In order to combat the onslaught of fake news, news organisations have to be diligent, uphold ethics and better engage readers to maintain public confidence in what they publish, four media editors said yesterday.
"Until we do that, fake news is going to haunt us," Mr Mahfuz Anam, editor and publisher of Bangladesh's The Daily Star, told a panel discussion on how news publishers should deal with falsehoods as social media becomes an increasingly popular source of news for readers.
He was speaking at a forum titled Keep It Real: Truth And Trust In The Media, a two-day event jointly organised by The Straits Times (ST) and the World Association of Newspapers and News Publishers.
How to uphold trust and avoid falling for fake news was a key focus of one panellist.
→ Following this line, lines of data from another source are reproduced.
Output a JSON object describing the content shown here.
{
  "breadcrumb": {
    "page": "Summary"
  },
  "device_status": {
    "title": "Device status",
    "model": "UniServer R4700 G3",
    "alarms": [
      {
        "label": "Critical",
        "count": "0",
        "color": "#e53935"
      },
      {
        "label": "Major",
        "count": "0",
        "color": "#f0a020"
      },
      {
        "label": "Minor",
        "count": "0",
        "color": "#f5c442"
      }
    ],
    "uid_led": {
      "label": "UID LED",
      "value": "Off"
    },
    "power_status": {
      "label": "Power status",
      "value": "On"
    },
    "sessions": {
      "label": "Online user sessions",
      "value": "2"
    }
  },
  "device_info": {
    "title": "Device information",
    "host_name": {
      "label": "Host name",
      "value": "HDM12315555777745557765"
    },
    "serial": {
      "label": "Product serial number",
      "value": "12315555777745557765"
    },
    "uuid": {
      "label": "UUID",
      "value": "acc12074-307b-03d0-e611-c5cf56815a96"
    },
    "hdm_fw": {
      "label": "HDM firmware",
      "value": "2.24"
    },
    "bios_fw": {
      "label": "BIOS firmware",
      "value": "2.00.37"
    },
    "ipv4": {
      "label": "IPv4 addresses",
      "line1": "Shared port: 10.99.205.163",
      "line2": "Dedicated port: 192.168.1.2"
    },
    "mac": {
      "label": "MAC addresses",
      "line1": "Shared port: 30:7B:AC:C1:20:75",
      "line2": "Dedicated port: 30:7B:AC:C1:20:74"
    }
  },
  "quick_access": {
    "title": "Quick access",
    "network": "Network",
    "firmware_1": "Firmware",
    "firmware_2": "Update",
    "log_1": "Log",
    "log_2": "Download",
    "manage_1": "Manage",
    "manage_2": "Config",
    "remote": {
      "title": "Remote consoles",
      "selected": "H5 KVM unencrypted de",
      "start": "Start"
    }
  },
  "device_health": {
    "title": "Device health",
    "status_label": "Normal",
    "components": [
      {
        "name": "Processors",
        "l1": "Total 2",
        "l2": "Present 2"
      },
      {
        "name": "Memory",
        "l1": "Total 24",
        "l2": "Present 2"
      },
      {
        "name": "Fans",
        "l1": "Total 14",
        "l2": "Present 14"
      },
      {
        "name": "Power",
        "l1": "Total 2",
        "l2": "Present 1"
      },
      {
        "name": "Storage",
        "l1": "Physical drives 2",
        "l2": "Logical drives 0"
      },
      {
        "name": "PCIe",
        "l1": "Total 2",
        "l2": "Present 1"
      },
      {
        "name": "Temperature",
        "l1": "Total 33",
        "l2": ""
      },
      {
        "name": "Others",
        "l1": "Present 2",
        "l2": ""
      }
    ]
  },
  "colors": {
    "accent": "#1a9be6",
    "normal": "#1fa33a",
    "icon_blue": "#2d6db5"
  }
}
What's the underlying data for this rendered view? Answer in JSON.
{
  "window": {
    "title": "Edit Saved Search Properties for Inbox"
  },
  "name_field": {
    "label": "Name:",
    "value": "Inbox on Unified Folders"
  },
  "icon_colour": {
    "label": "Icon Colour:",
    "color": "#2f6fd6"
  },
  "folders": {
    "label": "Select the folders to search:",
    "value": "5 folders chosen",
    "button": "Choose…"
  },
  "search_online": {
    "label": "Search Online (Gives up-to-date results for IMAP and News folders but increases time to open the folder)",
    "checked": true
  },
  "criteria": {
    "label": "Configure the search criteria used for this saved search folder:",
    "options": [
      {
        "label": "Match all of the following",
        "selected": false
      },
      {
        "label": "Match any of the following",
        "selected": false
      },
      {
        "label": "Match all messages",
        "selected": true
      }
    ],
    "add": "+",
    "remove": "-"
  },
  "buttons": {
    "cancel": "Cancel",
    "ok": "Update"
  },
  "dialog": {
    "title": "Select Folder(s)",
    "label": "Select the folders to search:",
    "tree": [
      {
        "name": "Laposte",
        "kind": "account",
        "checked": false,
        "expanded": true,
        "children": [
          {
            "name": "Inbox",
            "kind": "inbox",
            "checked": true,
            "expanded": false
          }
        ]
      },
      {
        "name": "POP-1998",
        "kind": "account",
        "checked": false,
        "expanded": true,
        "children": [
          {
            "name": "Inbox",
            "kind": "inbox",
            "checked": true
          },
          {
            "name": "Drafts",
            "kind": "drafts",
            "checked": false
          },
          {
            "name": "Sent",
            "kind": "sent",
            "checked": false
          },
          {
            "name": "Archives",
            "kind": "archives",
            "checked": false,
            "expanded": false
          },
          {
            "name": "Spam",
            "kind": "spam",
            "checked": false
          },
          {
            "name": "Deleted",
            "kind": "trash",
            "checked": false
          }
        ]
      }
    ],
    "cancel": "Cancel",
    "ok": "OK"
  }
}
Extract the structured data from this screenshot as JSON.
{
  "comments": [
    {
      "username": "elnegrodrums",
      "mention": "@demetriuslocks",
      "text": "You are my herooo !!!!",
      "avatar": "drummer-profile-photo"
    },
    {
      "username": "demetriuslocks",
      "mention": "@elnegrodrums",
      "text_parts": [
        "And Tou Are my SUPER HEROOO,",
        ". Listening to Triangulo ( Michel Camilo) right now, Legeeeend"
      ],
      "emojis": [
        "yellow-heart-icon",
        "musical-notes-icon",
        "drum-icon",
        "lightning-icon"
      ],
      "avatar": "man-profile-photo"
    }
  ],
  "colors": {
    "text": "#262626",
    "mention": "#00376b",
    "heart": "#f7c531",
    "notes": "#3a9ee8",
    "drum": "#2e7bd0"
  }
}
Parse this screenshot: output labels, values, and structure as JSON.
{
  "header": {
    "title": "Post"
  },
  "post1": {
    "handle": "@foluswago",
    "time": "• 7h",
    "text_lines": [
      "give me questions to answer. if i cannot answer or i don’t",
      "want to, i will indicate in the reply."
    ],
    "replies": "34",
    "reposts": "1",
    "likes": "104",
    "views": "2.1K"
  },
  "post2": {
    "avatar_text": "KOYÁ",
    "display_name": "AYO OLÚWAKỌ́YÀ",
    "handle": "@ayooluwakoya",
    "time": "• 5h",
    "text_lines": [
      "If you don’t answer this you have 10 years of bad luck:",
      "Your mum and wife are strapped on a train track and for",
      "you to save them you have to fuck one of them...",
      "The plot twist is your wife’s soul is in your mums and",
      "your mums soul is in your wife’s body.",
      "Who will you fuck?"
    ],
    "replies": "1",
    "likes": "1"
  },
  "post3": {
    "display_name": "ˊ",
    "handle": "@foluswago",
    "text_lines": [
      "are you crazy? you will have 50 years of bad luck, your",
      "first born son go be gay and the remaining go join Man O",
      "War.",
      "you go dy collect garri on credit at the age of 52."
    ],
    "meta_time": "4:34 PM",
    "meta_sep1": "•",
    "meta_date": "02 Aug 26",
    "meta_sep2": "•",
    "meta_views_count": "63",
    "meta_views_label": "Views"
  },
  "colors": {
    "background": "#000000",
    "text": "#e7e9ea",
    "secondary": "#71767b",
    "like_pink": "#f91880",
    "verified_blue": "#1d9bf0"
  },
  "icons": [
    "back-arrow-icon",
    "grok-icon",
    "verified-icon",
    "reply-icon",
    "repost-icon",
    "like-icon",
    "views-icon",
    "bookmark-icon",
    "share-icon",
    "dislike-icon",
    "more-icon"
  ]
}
Said Ms Sophie Nicholson, social media editor at wire agency Agence France-Presse: "We have to keep up to date with the changes in the environment, be more transparent and be clearer about how we work, so that the public is aware of why it is important to go to a source that is verified."
Ms Nicholson and Mr Anam were among the four panellists at a session moderated by CNN freelance news anchor Manisha Tank.
Besides being transparent about the methods behind getting a story, panellist Zakir Hussain, ST's political editor, outlined how news organisations can deal with fake news.
They should call out "false and insidious" reports they might otherwise have downplayed, debunk fake news and its agenda, and help educate readers to spot falsehoods and correct disinformation, he said.
But challenges remain in the amount of infrastructure and cooperation needed in fact-checking, to combat fake news on a larger scale.
Ms Nicholson raised the example of resources and training needed to launch collaborative journalism verification project CrossCheck, which had funding from Google.
It brought together journalists from organisations across France, some of whom were competitors, with the aim of swiftly debunking false claims during the French presidential election earlier this year.
But cooperation - not just among news media, but also with technology platforms journalists may have run into issues with - is key.
Ms Nicholson said: "We have got to experiment, and we have got to make friends with the tech companies and explore what we can do together."
Panellist Karolin Schwarz, founder of Hoaxmap.org, which seeks to debunk false rumours about migrants, also said collaboration is crucial. While fake news websites are not a huge problem in Germany, she said, falsehoods are circulated on social media, as are falsely attributed photos, videos and quotes.
Hence, it is important to work with local agencies and others to verify the truth, she said.
Mr Anam said of the rise of fake news: "Today, journalism faces one of its more crucial existential challenges." But he sees it as an opportunity, and said that two things are needed: "More international solidarity and transfer of skills, and also, a little more pride among journalists about their own profession."